Peirce thought that our representations can be classified, filled out, and elaborated in all sorts of ways, that they can even become "better," in the sense of "more useful," as we peel off their metaphysical husks. But we can never (as individuals) say that they are identical with their objects. This is not just because our knowledge always "swims" as Peirce put it, "in a continuum of uncertainty and of indeterminacy"; it is also because--and this is the distinctive feature of Peirce's theory of signs--there are no prerepresentational objects out there. Things are themselves signs: their being signs is a condition of their being things at all. You can call this notion counterintuitive, because that is exactly what it is: it is part of Peirce's attack on the idea that we can know some things intuitively--that is, without the mediation of representations. For Peirce, knowing was inseparable from what he called semiosis, the making of signs, and of the making of signs there is no end. If you look up a word in the dictionary, you find it defined by a string of other words, the meanings of which can be discovered by looking them up in a dictionary, leading to more words to be looked up in turn. There is no exit from the dictionary. Peirce didn't simply think that language is like that. He thought that the universe is like that.

This highly relational theory of reality is very congenial to the sacramental imagination, where no thing exists in itself but exists, analogically speaking, in communion with God. This is perhaps why the novelist Walker Percy was so attracted to Peirce, calling himself "A thief of Peirce" in his correspondence with semiotician Kenneth Lane Kenter.

It is possible that not just language in general but poetry in particular works because reality is thus interconnected.

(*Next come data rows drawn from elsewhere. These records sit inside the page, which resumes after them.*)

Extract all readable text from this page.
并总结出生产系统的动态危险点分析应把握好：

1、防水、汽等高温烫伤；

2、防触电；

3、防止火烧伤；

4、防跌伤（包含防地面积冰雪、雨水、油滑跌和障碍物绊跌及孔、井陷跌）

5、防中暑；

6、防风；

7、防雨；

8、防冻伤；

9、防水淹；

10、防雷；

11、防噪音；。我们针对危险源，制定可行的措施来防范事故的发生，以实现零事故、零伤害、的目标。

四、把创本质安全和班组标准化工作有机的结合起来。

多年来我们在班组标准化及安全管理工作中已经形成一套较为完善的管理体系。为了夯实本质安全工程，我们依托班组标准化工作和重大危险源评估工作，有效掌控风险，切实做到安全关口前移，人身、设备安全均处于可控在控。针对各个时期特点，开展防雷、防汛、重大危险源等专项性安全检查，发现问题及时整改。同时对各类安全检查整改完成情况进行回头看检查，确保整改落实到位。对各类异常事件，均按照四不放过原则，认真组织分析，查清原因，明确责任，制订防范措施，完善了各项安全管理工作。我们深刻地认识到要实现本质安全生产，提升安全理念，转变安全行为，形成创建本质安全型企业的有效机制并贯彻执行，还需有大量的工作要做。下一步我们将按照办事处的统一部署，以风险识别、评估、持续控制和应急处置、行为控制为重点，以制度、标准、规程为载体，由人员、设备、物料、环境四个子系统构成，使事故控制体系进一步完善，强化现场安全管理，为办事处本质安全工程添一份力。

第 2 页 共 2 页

The talent for seeing the unobvious relations between an object, a quality, or another relation and describing its congruity or incongruity would be most fitting if that seen relation were not just a linguistic accident but instead had reality.

If poetry best relies on some form of ontological realism, the rise of nominalism or other habits of analytic thought would undercut the quality of poetry as well as the motivation for people actually to listen to it. The analytic approach, which breaks down reality into components with little regard for their relations, perhaps dissolves the structures basic to poetic success. All poetry becomes mere wordplay, the flatus vocis[puff of the voicebox] disdained by Ockham.